Маруся толкнула дверь – она оказалась не заперта – и вошла в сени. Матвея в доме не было, она сразу это поняла, хотя полной, звенящей тишины не было тоже. Просто не могло ее быть в бревенчатом доме, где дышат, прислушиваясь к себе, старые стены.
Маруся все же заглянула на зимнюю половину, где топилась печь, потом в угловую горенку, потом прошла на летнюю половину – вдруг ошиблась? Матвея в самом деле не было; комнаты, по которым она шла, пугали своей оставленностью.
На летней половине было по-весеннему холодно. Когда Сергей привез ее сюда – как давно, сколько пустых и глупых желаний и фантазий теснилось тогда в ее голове! – было точно такое же время – весна, апрель. И так же холодно было на летней половине, но она любила здесь сидеть, потому что из окна виден был просторный, спускающийся к реке сад, а под склоном текла речка, и, хотя ее не было видно, чувствовалось, что она есть.
Она села у окна, прижалась лбом и носом к стеклу. На подоконнике лежало твердое желтое яблоко, конечно, прошлогоднее, ведь сейчас на яблонях только-только лопнули почки. Сад за окном стоял в светло-зеленом тумане. Всю жизнь можно было вот так сидеть, смотреть на этот живой предлиственный туман, и на это не жаль было жизни. Но Маруся вышла из комнаты и спустилась с крыльца в сад.
Он был очень большой – ей показалось, до реки она шла по нему так же долго, как от Москвы до самого этого сада.

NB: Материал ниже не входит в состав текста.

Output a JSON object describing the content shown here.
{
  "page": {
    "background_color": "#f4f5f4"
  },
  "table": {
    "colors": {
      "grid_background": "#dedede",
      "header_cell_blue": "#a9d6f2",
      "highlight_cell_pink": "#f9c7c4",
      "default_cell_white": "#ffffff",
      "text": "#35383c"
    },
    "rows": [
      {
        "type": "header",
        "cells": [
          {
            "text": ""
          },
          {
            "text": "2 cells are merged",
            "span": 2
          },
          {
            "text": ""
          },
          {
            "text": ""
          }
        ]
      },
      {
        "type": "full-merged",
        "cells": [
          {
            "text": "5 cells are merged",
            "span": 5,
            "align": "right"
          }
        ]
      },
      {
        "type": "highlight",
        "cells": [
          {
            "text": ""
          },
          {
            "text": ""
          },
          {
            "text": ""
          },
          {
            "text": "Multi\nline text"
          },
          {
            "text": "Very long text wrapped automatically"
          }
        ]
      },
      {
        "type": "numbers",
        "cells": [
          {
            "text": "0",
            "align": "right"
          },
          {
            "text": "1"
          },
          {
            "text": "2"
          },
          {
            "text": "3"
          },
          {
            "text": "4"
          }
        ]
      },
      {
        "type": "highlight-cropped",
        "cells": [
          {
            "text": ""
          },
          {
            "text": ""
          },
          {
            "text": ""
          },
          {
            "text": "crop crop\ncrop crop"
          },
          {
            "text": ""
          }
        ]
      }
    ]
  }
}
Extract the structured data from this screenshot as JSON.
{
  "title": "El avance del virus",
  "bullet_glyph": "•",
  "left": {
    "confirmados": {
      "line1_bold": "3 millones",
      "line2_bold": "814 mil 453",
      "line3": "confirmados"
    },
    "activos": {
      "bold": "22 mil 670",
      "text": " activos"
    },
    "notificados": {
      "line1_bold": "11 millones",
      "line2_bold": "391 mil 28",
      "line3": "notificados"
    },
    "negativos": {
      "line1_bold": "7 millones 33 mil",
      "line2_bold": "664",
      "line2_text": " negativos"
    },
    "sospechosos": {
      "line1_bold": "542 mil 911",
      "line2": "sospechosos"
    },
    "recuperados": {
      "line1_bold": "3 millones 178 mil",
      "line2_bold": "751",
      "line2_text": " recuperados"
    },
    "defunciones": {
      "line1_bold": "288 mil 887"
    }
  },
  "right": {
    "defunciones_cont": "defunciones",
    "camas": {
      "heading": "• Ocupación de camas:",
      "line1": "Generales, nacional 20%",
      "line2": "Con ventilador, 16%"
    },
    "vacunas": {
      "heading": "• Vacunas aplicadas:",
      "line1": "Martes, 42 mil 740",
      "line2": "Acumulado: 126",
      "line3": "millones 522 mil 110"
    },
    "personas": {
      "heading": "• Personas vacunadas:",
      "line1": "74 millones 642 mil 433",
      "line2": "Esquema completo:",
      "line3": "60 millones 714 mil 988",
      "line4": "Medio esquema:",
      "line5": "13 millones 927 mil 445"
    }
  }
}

Матвей стоял на берегу реки. Берег был высокий, но Красивая Меча еще бурлила половодьем, глухо шумела у самых его ног, позванивала остатками льдинок. Маруся не видела его лица, но знала, что глаза у него такие же, как глубокий лед, от которого еще не освободилась река.
Она больше не думала, что он скажет, когда обернется, и что она ответит ему, и он ей, и что будет потом... Все это было – неважно.
Матвей обернулся. Глаза оказались совсем другие. Они сливались с весенним лиственным туманом.
– Маруся, – сказал он; в его голосе не было удивления, а было только отчаяние. – Прости ты меня!
Она засмеялась.
– Не простишь? – с каким-то мальчишеским унынием спросил он. – Почему смеешься?
– Я на эту песенку с детства ужасно сердилась, – сказала она. – А папа твой ее любил почему-то и меня ею дразнил. Мурка, Маруся Климова, прости любимого!
– Любимого... – Он вздохнул и чуть не шмыгнул носом, тоже по-мальчишески. – Хорош любимый!
– Хорош. – Маруся подошла ближе. – Только холодно ему. Апрель же.
Он стоял над рекой в одной рубашке.
– Ему не холодно.
Матвей был гораздо выше ее, но каким-то непонятным образом смотрел на нее исподлобья, очень смешно. И, конечно, он ее обманывал: у него даже губы побелели от приречного холода, и плечи вздрагивали. Маруся подошла к нему совсем близко. Ей хотелось положить руки ему на плечи, но она не решалась. Глаза его были ей так же непонятны, как яблоневый туман, с которым они сливались цветом.